Joe Tucci, chief executive of the Australian Childhood Foundation, said the report was further evidence child protection workers across Australia were out of step with community attitudes. "There is a difference ... between what the departments think child abuse is and what the community is willing to tolerate kids experiencing," he said. "The departments will tolerate much more violence towards children before they intervene ... Most professionals want the departments to act more strongly and they are not. That is at the heart of why the system keeps failing a lot of these kids."

Influential Howard Government backbencher Bill Heffernan last week demanded changes to the way the states handle such cases, accusing them of protecting abusive or neglectful parents at the expense of children.

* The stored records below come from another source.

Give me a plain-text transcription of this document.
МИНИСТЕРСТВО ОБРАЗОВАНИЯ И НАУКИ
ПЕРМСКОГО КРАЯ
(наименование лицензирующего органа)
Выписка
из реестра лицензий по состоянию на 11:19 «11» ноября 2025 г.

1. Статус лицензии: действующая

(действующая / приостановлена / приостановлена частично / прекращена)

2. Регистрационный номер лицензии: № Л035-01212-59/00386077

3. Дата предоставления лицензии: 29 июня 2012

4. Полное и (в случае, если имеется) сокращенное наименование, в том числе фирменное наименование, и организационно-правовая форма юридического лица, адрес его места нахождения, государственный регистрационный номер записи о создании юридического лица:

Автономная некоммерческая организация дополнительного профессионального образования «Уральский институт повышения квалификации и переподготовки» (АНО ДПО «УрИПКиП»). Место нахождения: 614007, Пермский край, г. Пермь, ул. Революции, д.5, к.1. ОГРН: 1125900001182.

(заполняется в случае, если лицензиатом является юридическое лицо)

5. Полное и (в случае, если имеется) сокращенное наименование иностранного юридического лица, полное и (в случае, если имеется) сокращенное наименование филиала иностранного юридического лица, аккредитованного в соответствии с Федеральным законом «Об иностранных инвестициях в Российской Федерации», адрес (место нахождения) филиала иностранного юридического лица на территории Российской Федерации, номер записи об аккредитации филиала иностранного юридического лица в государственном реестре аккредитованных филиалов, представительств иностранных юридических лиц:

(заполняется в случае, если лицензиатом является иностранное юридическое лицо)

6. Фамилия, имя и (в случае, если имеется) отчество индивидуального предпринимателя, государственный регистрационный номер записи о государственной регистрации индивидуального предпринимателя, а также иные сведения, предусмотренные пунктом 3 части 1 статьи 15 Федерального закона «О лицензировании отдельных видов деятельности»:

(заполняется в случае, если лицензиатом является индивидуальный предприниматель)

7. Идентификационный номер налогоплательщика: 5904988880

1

There have been similar revelations in Western Australia of hundreds of cases of suspected child abuse being left in queues for weeks because of a shortage of child protection caseworkers. In an exclusive interview yesterday, West Australian Premier Alan Carpenter promised more money and more staff for the embattled Department for Community Development.

The Victorian committee spent 11 months investigating the deaths of 20 children from 2003 to 2005. Its report, tabled in state parliament in May, has received no media coverage. Seven of the children were found to have been chronically neglected, but child protection workers deemed some of these cases were not of sufficient concern to warrant intervention. Chronic neglect includes not being given food, clothing, shelter, education or medical care. "In four of the seven cases reviewed, early notifications of neglect were screened out of the system without investigation," the committee said. "In two cases, the families were the subject of 16 and 18 notifications respectively. By the time child protection became actively involved, the child was already experiencing developmental delay and other long-term adverse effects."

Victorian Minister for Children Sherryl Garbutt said the Government had recently made changes to child protection backed by significant funding. "Unlike other states, Victorian reforms were not sparked by crisis but by an ongoing assessment of the system based on reviews of case management practices ... and supported by the latest scientific research from Australia and overseas," she said.